Context: The orthodontic treatment in adult for the treatment of malocclusion is becoming more common. However, the disadvantages of conventional orthodontics are the time consumed for the treatment (18–24 months), root resorption, and formation of fenestrations and dehiscence. Periodontally accelerated osteogenic orthodontics (PAOO) is a surgical technique resulting in increased alveolar bone width, shorter treatment time, increase posttreatment stability, and decrease amount of apical root resorption. Aim: The aim of the study is to compare the treatment time, root resorption, bone density, and presence/absence of fenestrations and dehiscence after PAOO with surgical bur and PAOO with piezocision. Materials and Methods: Forty participants with bimaxillary protrusion undergoing orthodontic treatment were randomly selected and divided into two groups. Group I: 20 participants selected for PAOO with surgical bur and Group II: 20 participants selected for PAOO with piezocision. Patients were recalled at baseline 3, 6, 9, and 12 months and evaluated for treatment time and bone density, root resorption, and detection of fenestration and dehiscence using cone-beam computerized tomography (CBCT). Results: Participants in Group I had less treatment time compared to Group II. Rate of retraction was 7.07 mm/20.81 weeks and 5.99 mm/28.48 weeks in Group I and Group II, respectively. CBCT showed a statistically significant increase in bone density in both groups, 12 months after the surgery. Root resorption was negligible in Group I (0.34 mm) and in Group II (0.51 mm). CBCT revealed increase in thickness of alveolar bone and coverage of fenestrations and dehiscence. Conclusion: PAOO provides an efficient and stable orthodontic tooth movement.

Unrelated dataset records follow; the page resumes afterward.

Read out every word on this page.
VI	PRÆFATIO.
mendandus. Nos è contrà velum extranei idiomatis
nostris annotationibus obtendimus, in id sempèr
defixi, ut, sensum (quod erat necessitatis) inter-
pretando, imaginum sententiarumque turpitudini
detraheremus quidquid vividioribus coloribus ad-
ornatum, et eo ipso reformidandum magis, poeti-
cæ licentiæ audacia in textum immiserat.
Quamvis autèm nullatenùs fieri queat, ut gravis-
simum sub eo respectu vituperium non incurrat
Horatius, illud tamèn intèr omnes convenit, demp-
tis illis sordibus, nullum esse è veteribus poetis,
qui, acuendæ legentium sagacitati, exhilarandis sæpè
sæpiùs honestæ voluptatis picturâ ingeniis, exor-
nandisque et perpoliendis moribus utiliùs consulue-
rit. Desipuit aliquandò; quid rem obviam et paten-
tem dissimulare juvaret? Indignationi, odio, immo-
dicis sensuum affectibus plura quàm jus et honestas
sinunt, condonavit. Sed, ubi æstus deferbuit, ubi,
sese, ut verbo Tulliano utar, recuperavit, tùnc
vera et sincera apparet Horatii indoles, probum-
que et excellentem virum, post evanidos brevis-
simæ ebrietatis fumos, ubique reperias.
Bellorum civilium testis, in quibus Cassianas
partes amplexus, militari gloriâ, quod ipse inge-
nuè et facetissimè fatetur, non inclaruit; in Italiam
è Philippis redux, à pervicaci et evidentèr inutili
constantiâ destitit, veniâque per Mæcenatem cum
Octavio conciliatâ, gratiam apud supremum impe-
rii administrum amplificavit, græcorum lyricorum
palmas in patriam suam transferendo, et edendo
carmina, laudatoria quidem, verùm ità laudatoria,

Keywords: Corticotomy, orthodontics, osteogenic, piezosurgery, protrusion


How to cite this article:
Thind SK, Chatterjee A, Arshad F, Sandhu PS, Thind MS, Nahin J. A clinical comparative evaluation of periodontally accelerated osteogenic orthodontics with piezo and surgical bur: An interdisciplinary approach. J Indian Soc Periodontol 2018;22:328-33

How to cite this URL:
Thind SK, Chatterjee A, Arshad F, Sandhu PS, Thind MS, Nahin J. A clinical comparative evaluation of periodontally accelerated osteogenic orthodontics with piezo and surgical bur: An interdisciplinary approach. J Indian Soc Periodontol [serial online] 2018 [cited 2019 Jun 24];22:328-33. Available from: http://www.jisponline.com/text.asp?2018/22/4/328/237202




   Introduction Top


Conventional orthodontic treatment for the correction of malocclusion is accepted worldwide, but the major drawback of it is the time taken for the treatment which is around 18–24 months.

Conventional orthodontic movements cause periodontal ligament compression and produce histological and biomolecular modifications. Orthodontic tooth movement is achieved by a balance between bone resorption on pressure side and deposition on the tension side of the tooth during the application of optimum orthodontic force. During orthodontic treatment, increased time duration has been linked to an increased risk of root and bone resorption which may arise due to inappropriate force magnitude or tooth movement into dense or altered bone.[1]

The tooth movement is enhanced by procedures that elevate the remodeling of alveolar bone, periodontal, and gingival fibrous tissues by disrupting the continuity of cortical bone, thereby orthodontic is completed in much less time than normally expected.[2] This procedure was termed as accelerated osteogenic orthodontics (AOO) and recently as periodontally AOO (PAOO) or Wilckodontics introduced by Dr. William Wilcko and Dr. Thomas Wilcko, in which teeth can be moved 2–3 times faster in (1/3) to (1/4) the time required for traditional orthodontic therapy. It helps orthodontic tooth movement by accelerated bone metabolism due to controlled surgical damage to the cortical bone. It utilizes the dynamics of bone physiology and emphasis on tooth movement, in which the supporting bone responds to orthodontic forces rather than just concentrating on the manner in which the forces are applied to the teeth. PAOO combines selective alveolar corticotomy, particulate bone grafting and the application of orthodontics forces. This procedure is theoretically based on a bone healing pattern known as regional acceleratory phenomenon (RAP).[3]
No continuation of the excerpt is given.